Brendan McKenzie

How Coffee Became Synonymous with Italy

Tuesday, 28 February 2023

Coffee is an integral part of Italian culture, and the country is famous for its espresso, cappuccino, and other coffee-based drinks. However, coffee is not native to Italy, and its introduction was relatively recent. In this blog post, we'll explore how coffee became synonymous with Italy.

Origins of Coffee

Coffee is believed to have originated in Ethiopia, where the coffee plant grows wild. The earliest known record of coffee cultivation dates back to the 15th century in Yemen. From there, coffee spread to the rest of the Arab world and eventually Europe.

Coffee in Italy

Coffee first arrived in Italy in the 16th century, brought by traders from the Middle East who had been introduced to the drink through their contacts with the Ottoman Empire. At first, coffee was considered a novelty, consumed primarily by the wealthy and exoticized by poets and writers.

By the 17th century, coffee had become a popular drink in Venice and other port cities, where it was sold in coffeehouses or "botteghe del caffe." These coffeehouses quickly became popular gathering places where people could socialize, read the news, and discuss politics and culture over a cup of coffee. Coffeehouses also became innovation centres, as coffeehouse owners competed to create the best coffee drinks, and inventors developed new brewing methods and machines.

Despite its popularity, coffee remained expensive and relatively exclusive until the 18th century, when prices began to fall due to increased production in the Americas. This allowed coffee to become more widely consumed throughout Italy, and by the mid-19th century, coffee was a staple drink for many Italians.

Today, coffee is essential to Italian culture and daily life, with coffeehouses and espresso bars in every city and town. Italy is also known for its rich history of coffee roasting and the development of espresso and other coffee-based drinks.
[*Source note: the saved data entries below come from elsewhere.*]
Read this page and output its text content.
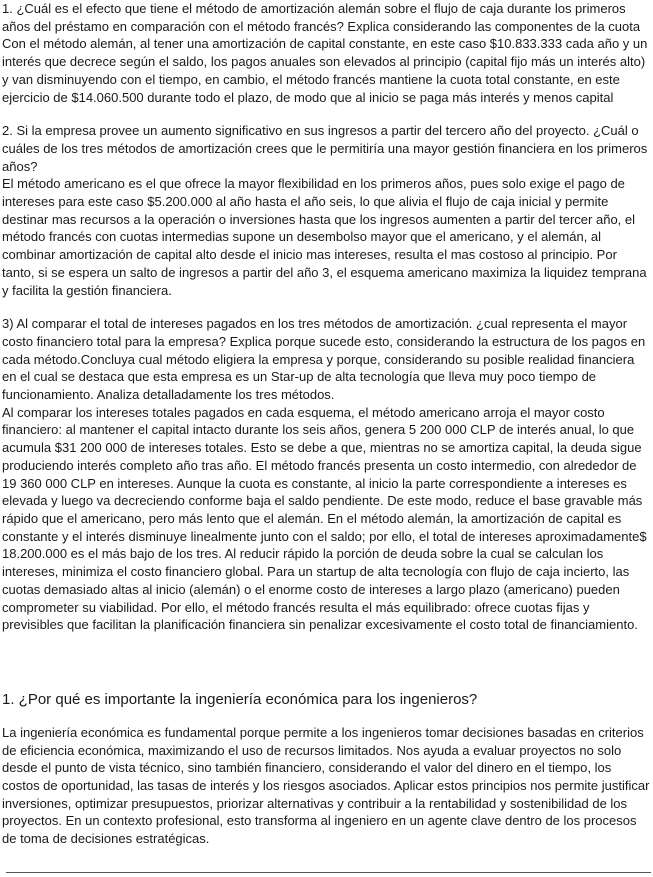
1. ¿Cuál es el efecto que tiene el método de amortización alemán sobre el flujo de caja durante los primeros años del préstamo en comparación con el método francés? Explica considerando las componentes de la cuota Con el método alemán, al tener una amortización de capital constante, en este caso $10.833.333 cada año y un interés que decrece según el saldo, los pagos anuales son elevados al principio (capital fijo más un interés alto) y van disminuyendo con el tiempo, en cambio, el método francés mantiene la cuota total constante, en este ejercicio de $14.060.500 durante todo el plazo, de modo que al inicio se paga más interés y menos capital

2. Si la empresa provee un aumento significativo en sus ingresos a partir del tercero año del proyecto. ¿Cuál o cuáles de los tres métodos de amortización crees que le permitiría una mayor gestión financiera en los primeros años?

El método americano es el que ofrece la mayor flexibilidad en los primeros años, pues solo exige el pago de intereses para este caso $5.200.000 al año hasta el año seis, lo que alivia el flujo de caja inicial y permite destinar mas recursos a la operación o inversiones hasta que los ingresos aumenten a partir del tercer año, el método francés con cuotas intermedias supone un desembolso mayor que el americano, y el alemán, al combinar amortización de capital alto desde el inicio mas intereses, resulta el mas costoso al principio. Por tanto, si se espera un salto de ingresos a partir del año 3, el esquema americano maximiza la liquidez temprana y facilita la gestión financiera.

3) Al comparar el total de intereses pagados en los tres métodos de amortización. ¿cual representa el mayor costo financiero total para la empresa? Explica porque sucede esto, considerando la estructura de los pagos en cada método.Concluya cual método eligiera la empresa y porque, considerando su posible realidad financiera en el cual se destaca que esta empresa es un Star-up de alta tecnología que lleva muy poco tiempo de funcionamiento. Analiza detalladamente los tres métodos.

Al comparar los intereses totales pagados en cada esquema, el método americano arroja el mayor costo financiero: al mantener el capital intacto durante los seis años, genera 5 200 000 CLP de interés anual, lo que acumula $31 200 000 de intereses totales. Esto se debe a que, mientras no se amortiza capital, la deuda sigue produciendo interés completo año tras año. El método francés presenta un costo intermedio, con alrededor de 19 360 000 CLP en intereses. Aunque la cuota es constante, al inicio la parte correspondiente a intereses es elevada y luego va decreciendo conforme baja el saldo pendiente. De este modo, reduce el base gravable más rápido que el americano, pero más lento que el alemán. En el método alemán, la amortización de capital es constante y el interés disminuye linealmente junto con el saldo; por ello, el total de intereses aproximadamente$ 18.200.000 es el más bajo de los tres. Al reducir rápido la porción de deuda sobre la cual se calculan los intereses, minimiza el costo financiero global. Para un startup de alta tecnología con flujo de caja incierto, las cuotas demasiado altas al inicio (alemán) o el enorme costo de intereses a largo plazo (americano) pueden comprometer su viabilidad. Por ello, el método francés resulta el más equilibrado: ofrece cuotas fijas y previsibles que facilitan la planificación financiera sin penalizar excesivamente el costo total de financiamiento.

1. ¿Por qué es importante la ingeniería económica para los ingenieros?

La ingeniería económica es fundamental porque permite a los ingenieros tomar decisiones basadas en criterios de eficiencia económica, maximizando el uso de recursos limitados. Nos ayuda a evaluar proyectos no solo desde el punto de vista técnico, sino también financiero, considerando el valor del dinero en el tiempo, los costos de oportunidad, las tasas de interés y los riesgos asociados. Aplicar estos principios nos permite justificar inversiones, optimizar presupuestos, priorizar alternativas y contribuir a la rentabilidad y sostenibilidad de los proyectos. En un contexto profesional, esto transforma al ingeniero en un agente clave dentro de los procesos de toma de decisiones estratégicas.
The country has significantly shaped the global coffee industry and remains a centre of coffee culture and innovation.

Espresso and Cappuccino

Two of the most iconic Italian coffee drinks, espresso and cappuccino, both have roots in the early coffeehouses of Italy. Espresso, which means "pressed out" in Italian, was invented in the early 20th century to brew coffee quickly and efficiently. The first espresso machine was invented in 1901 by Luigi Bezzera, a coffeehouse owner in Milan. Today, the espresso machine is a fixture in coffeehouses around the world.

Cappuccino, made with espresso, steamed milk, and milk foam, is also believed to have been invented in the early 20th century. The drink takes its name from the Capuchin monks, who wore brown robes with hoods that resembled the colour and texture of the cappuccino's foam.


In conclusion, coffee became synonymous with Italy thanks to the country's long history of coffee culture and innovation. From the early coffeehouses of the 16th century to the invention of the espresso machine and the cappuccino, Italy has played a significant role in the development of coffee as we know it today. Today, coffee is an essential part of Italian culture, and the country is home to some of the world's best coffeehouses and roasters.